TEMPO.CO, Jakarta - Badan Pusat Statistik (BPS) mencatat ekspor produk turunan sawit Indonesia pada Mei 2018 anjlok hingga US$ 41,1 juta dibandingkan April 2018. Kondisi ini merupakan imbas dari pembatasan penggunaan bahan bakar nabati atau biofuel yang bersumber sawit oleh Uni Eropa sampai bea masuk yang tinggi di India.
"Saya harus bilang kalau ekspor Crude Palm Oil (minyak sawit mentah) dan turunannya telah terpengaruh, mulai dari halangan perdagangan sampai kampanye negatif," kata Kepala Badan Pusat Statistik Suhariyanto di Kantor BPS, Jakarta Pusat, Senin, 25 Mei 2018.
Baca juga: GIMNI Sebut Alasan Melesunya Ekspor Sawit
Menurut Suhariyanto, total ekspor sawit Indonesia pada Mei 2018 mencapai US$ 1,58 miliar atau turun 2,5 persen dari April 2018 yang mencapai US$ 1,62 miliar.
Penurunan ini, kata Suhariyanto, karena produk turunan sawit seperti lemak dan minyak nabati memiliki kontribusi terbesar kedua dari nilai ekspor nonmigas Indonesia sepang Januari hingga Mei 2018. Dari US$ 68,09 miliar ekspor nonmigas Indonesia, produk turunan sawit menyumbang 12,3 persen atau sekitar US$ 8,37 miliar. Kontribusi terbesar masih disumbang ekspor bahan bakar mineral sebesar 14,82 persen.
Simak pula: Genjot Ekspor Sawit, Indonesia Diminta Tembus Pasar Afrika Timur
Setelah melalui sekian perundingan, negara-negara anggota Uni Eropa pada 14 Juni kemarin menyetujui program pengurangan bertahap untuk sejumlah komponen pada biofuel, salah satunya sawit yang dianggap tidak linier dengan upaya pengendalian iklim. Program itu tertuang dalam Arahan Energi Terbarukan Uni Eropa atau EU's Renewable Energy Directive (RED II).
Kesepakatan ini dicapai setelah diadakan dialog antara Komisi Eropa, Parlemen Eropa, dan Dewan Uni Eropa. "Kesepakatan politik telah dicapai untuk meningkatkan penggunaan energi terbarukan di Eropa," kata Duta Besar Uni Eropa untuk Indonesia, Vincent Guérend, dalam keterangannya di Jakarta, Sabtu, 16 Juni 2018.

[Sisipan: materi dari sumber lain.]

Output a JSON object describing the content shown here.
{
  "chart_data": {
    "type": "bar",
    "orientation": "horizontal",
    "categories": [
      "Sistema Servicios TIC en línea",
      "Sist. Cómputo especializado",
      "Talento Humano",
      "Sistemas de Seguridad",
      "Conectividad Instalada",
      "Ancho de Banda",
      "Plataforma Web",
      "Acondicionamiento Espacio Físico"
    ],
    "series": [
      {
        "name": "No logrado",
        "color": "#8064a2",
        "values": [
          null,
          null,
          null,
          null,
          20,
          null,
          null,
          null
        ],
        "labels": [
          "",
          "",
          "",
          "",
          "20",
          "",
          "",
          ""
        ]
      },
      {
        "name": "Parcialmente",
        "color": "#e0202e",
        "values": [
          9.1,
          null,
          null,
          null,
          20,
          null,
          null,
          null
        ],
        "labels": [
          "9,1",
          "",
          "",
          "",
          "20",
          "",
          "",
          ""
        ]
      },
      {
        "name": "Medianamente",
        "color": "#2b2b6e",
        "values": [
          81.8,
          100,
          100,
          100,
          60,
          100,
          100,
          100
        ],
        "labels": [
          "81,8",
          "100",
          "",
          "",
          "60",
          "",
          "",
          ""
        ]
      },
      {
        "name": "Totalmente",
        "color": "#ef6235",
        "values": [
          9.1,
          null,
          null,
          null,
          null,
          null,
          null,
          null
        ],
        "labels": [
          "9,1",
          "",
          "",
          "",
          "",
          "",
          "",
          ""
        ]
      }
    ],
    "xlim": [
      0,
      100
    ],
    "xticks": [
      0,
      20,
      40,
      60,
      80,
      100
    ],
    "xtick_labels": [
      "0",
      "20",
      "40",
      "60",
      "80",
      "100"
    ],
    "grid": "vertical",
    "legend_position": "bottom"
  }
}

Lihat pula: Masalah Lingkungan Ancam Ekspor Sawit Indonesia
Tak hanya itu, ekspor sawit ke India juga terganggu karena adanya tarif impor yang tinggi sebesar 7,5 sampai 15 persen. Sementara, tarif untuk produk turunan sebesar 15 sampai 25 persen. Tak sampai di situ, India masih berencana memperbesar tarif produk sawit dan turunannya, masing-masing hingga 45 persen dan 54 persen.
Secara akumulasi, nilai ekspor sawit sepanjang Januari hingga Mei 2018 juga turun hingga 15,66 persen dibanding periode yang sama pada 2017. Jika pada Januari-Mei 2017 mencapai US$ 9,92 miliar, maka tahun ini hanya US$ 8,37 miliar.